If $\alpha and\beta$ are the zeros of the quadratic polynomial $$f\left(x\right)=x^2-p(x+1)-c$$, show that $$(\alpha +1)(\beta +1)=1-c$$.

Answer 1

Hint: We will be using the concept of quadratic equations to solve the problem. We will be using sum of roots and product of roots to further simplify the problem.

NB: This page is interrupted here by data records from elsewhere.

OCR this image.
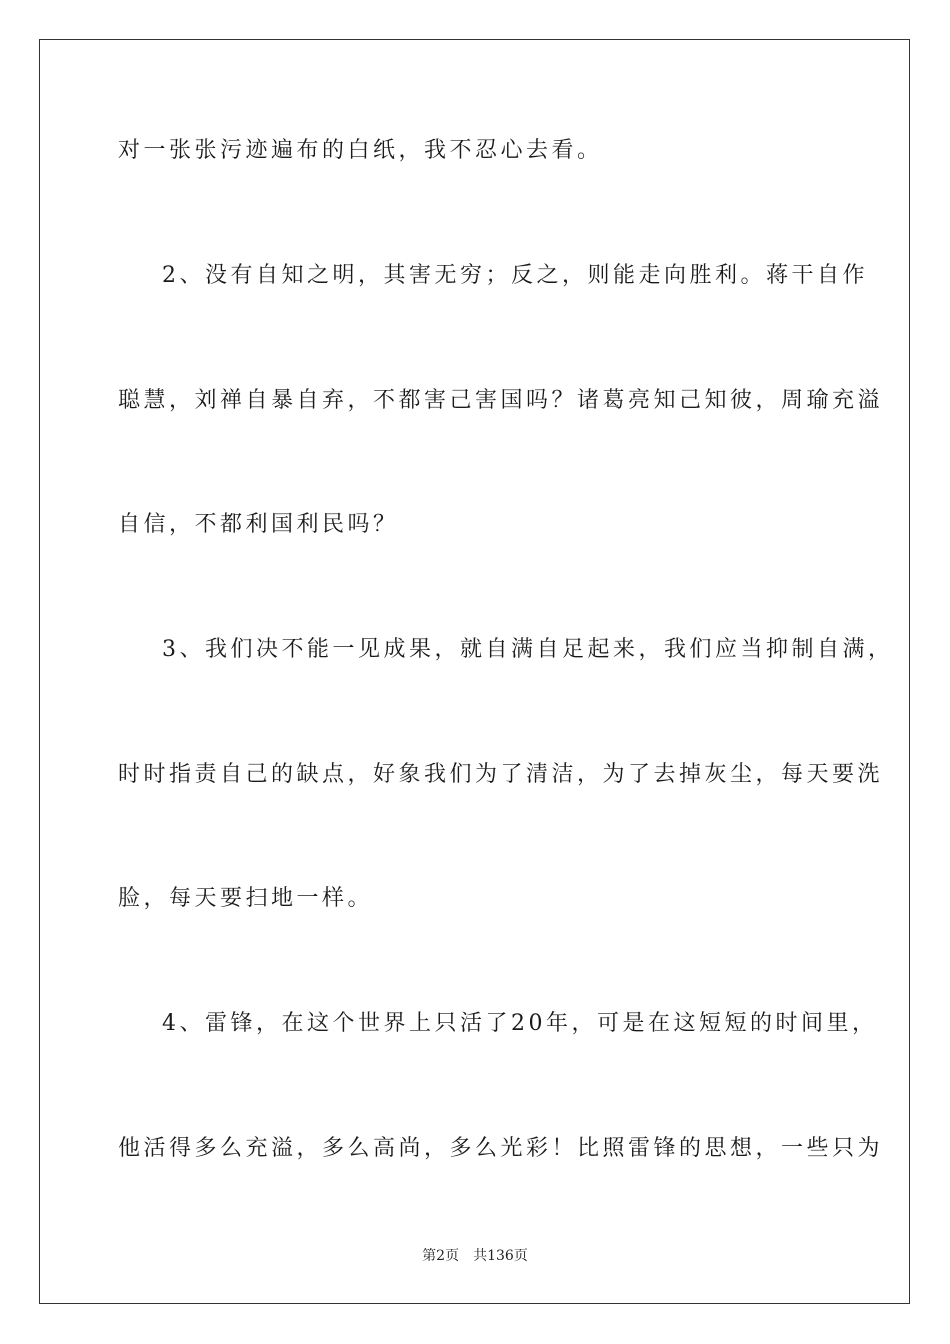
对一张张污迹遍布的白纸，我不忍心去看。
2、没有自知之明，其害无穷；反之，则能走向胜利。蒋干自作
聪慧，刘禅自暴自弃，不都害己害国吗？诸葛亮知己知彼，周瑜充溢
自信，不都利国利民吗？
3、我们决不能一见成果，就自满自足起来，我们应当抑制自满，
时时指责自己的缺点，好象我们为了清洁，为了去掉灰尘，每天要洗
脸，每天要扫地一样。
4、雷锋，在这个世界上只活了20年，可是在这短短的时间里，
他活得多么充溢，多么高尚，多么光彩！比照雷锋的思想，一些只为
第2页 共136页
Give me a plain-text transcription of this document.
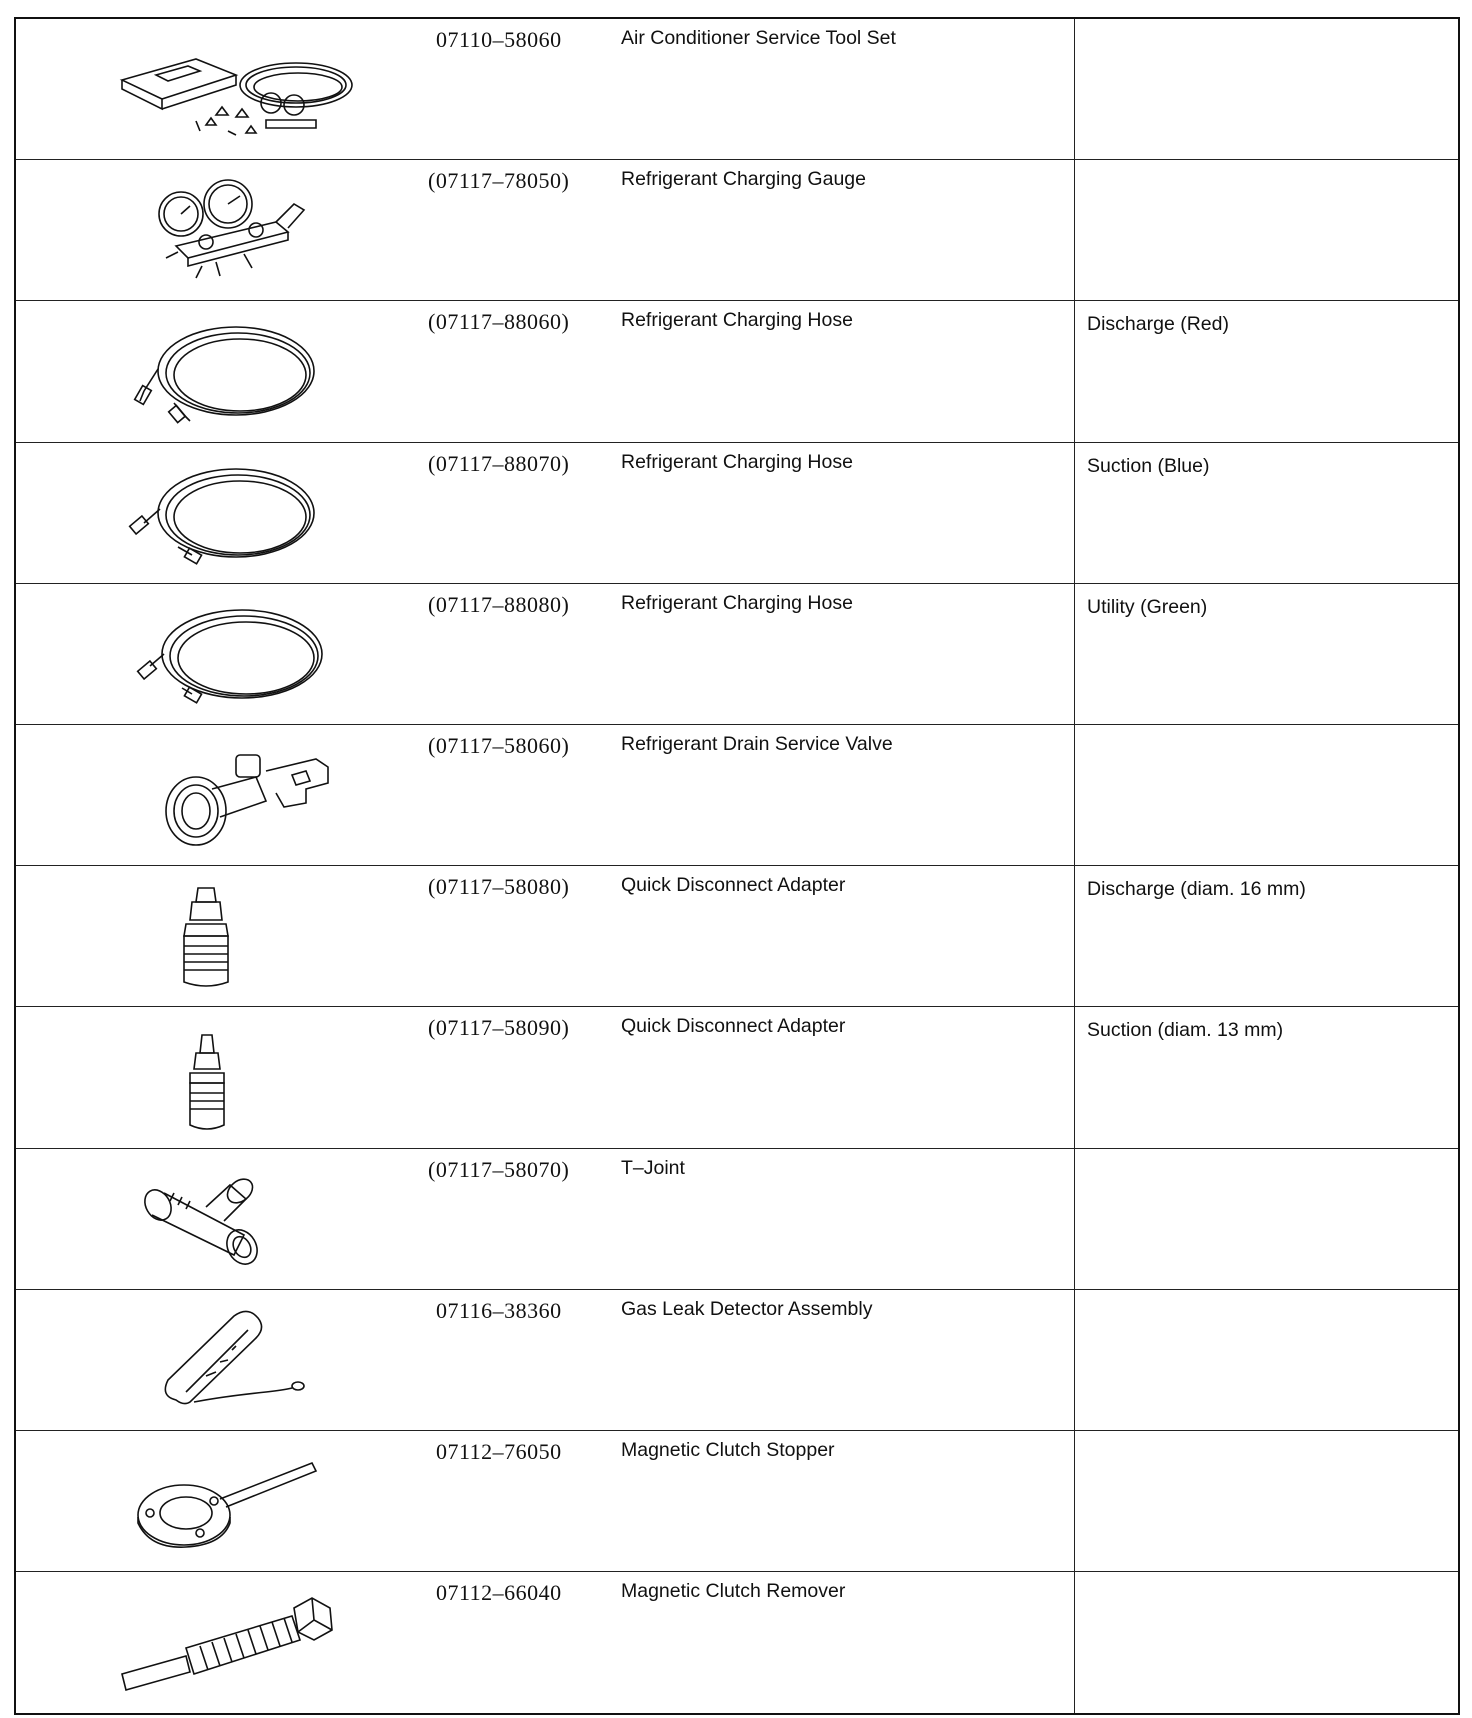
07110–58060	Air Conditioner Service Tool Set
(07117–78050)	Refrigerant Charging Gauge
(07117–88060)	Refrigerant Charging Hose	Discharge (Red)
(07117–88070)	Refrigerant Charging Hose	Suction (Blue)
(07117–88080)	Refrigerant Charging Hose	Utility (Green)
(07117–58060)	Refrigerant Drain Service Valve
(07117–58080)	Quick Disconnect Adapter	Discharge (diam. 16 mm)
(07117–58090)	Quick Disconnect Adapter	Suction (diam. 13 mm)
(07117–58070)	T–Joint
07116–38360	Gas Leak Detector Assembly
07112–76050	Magnetic Clutch Stopper
07112–66040	Magnetic Clutch Remover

Complete Step-by-Step solution:
Now, we have been given $\alpha and\beta$ are the zeros of the quadratic polynomial$$f\left(x\right)=x^2-p(x+1)-c$$ and we have to show that $$(\alpha +1)(\beta +1)=1-c$$.
Now, to find this value we will be using the sum of roots and product of roots. We know that in a quadratic equation $a{x}^2+bx+c=0$.
$\begin{array}{rl}& \text{sum of roots }={\displaystyle \frac{-b}{a}}\\ & \text{product of roots }={\displaystyle \frac{c}{a}}\end{array}$
Therefore, in $$f\left(x\right)=x^2-p(x+1)-c$$
$\begin{array}{rl}& \alpha +\beta =\text{sum of roots }=-(-p)..........\left(1\right)\\ & \alpha \beta \text{=}\text{product of roots }=-(p+c)...........\left(2\right)\end{array}$
Now, we have to show that,
$$(\alpha +1)(\beta +1)=1-c$$
So, we will take LHS and prove it to be equal to RHS.
In LHS we have,
$$\begin{array}{rl}& (\alpha +1)(\beta +1)=\alpha \beta +\alpha +\beta +1\\ & =\alpha \beta +(\alpha +\beta )+1\end{array}$$
Now, we will substitute the value of $\alpha \beta and(\alpha +\beta )$ from (1) and (2). So, we have,
$$\begin{array}{rl}& (\alpha +1)(\beta +1)=-(p+c)+(-(-p))+1\\ & =-p-c+p+1\\ & =1-c\end{array}$$
Therefore, we have,
$$(\alpha +1)(\beta +1)=1-c$$
Now, since we have LHS = RHS.
Hence Proved.

Note: To solve these types of questions one must know how to find the relation between sum of roots, product of roots and coefficient of quadratic equation.
$\begin{array}{rl}& \text{sum of roots }={\displaystyle \frac{-b}{a}}\\ & \text{product of roots }={\displaystyle \frac{c}{a}}\end{array}$